Back then, I had a brother-in-law who wanted a webpage for his sheetmetal business, but sheetmetal.com was already taken by a competitor. I wanted to help him, and so I hatched an idea to register ontheInter.net, then put sheetmetal in front of it, creating the address Sheetmetal.ontheInter.net for him.
It didn't take long for me to realize that I could put other words in front of that domain name, then direct visitors to different webpages, based on the address that they used.
Thus I invented Third Level Domain Redirection. The top level domain (TLD) or first level domain is something like .com or in the case of this website, .net. "Ontheinter" is the second level. Whatever goes immediately before that is the third level. Redirection is self-explanatory.
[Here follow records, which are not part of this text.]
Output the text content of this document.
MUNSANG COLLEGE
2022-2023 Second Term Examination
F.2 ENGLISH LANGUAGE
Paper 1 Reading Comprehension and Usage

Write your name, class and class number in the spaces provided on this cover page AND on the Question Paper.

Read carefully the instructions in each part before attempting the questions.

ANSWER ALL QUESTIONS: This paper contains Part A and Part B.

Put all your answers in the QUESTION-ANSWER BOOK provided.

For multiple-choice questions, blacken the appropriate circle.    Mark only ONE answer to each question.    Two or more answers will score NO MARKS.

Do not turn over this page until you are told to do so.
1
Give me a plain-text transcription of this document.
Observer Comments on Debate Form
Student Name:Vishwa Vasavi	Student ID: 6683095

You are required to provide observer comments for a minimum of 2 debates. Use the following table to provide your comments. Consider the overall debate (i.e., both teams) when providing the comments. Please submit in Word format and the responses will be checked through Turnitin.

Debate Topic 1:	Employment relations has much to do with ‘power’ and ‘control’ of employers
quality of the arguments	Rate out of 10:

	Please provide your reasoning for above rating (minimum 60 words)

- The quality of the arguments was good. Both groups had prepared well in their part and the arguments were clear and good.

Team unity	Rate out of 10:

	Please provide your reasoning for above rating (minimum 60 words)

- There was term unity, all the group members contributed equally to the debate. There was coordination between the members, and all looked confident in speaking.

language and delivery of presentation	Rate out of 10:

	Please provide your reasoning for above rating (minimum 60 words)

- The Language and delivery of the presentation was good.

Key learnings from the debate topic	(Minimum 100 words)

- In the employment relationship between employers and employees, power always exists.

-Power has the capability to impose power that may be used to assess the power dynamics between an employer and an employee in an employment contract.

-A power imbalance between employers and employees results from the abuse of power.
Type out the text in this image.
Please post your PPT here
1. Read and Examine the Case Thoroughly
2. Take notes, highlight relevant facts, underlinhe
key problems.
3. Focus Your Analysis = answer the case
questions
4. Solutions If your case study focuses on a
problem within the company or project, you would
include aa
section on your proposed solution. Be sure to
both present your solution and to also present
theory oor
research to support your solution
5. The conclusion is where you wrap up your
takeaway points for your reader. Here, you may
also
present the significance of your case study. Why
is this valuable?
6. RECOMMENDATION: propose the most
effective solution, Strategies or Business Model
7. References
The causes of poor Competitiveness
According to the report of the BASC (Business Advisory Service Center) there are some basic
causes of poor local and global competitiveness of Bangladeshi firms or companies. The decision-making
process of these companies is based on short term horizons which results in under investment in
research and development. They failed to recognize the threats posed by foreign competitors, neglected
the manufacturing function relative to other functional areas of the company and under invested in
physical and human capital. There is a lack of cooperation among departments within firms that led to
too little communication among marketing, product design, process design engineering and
The 3rd level domain redirection service had more than 17,000 accounts when I shut it down after about 3 years of operation. My service had become a favorite of spammers! I canceled their accounts just as quickly as I could identify them as having spammed, but by then, it was done. I eventually felt I had no choice but to shut down the service.
I still like this domain name because it's very easy to remember. For years, I have had a unique marketing idea. Marketers are always looking for ways to "cut through the noise," to get their message across to the world. I have imagined commercials in which 2 people are talking. One of them asks where the other one was able to find something really cool.
"No, I got that on the Inter DOT net!"
Hopefully, people would take note and remember the web address. I even drew a mascot for the website, and I call her Dot. She's a yellow dot with a face and a red ribbon with dots on top, like Minnie Mouse.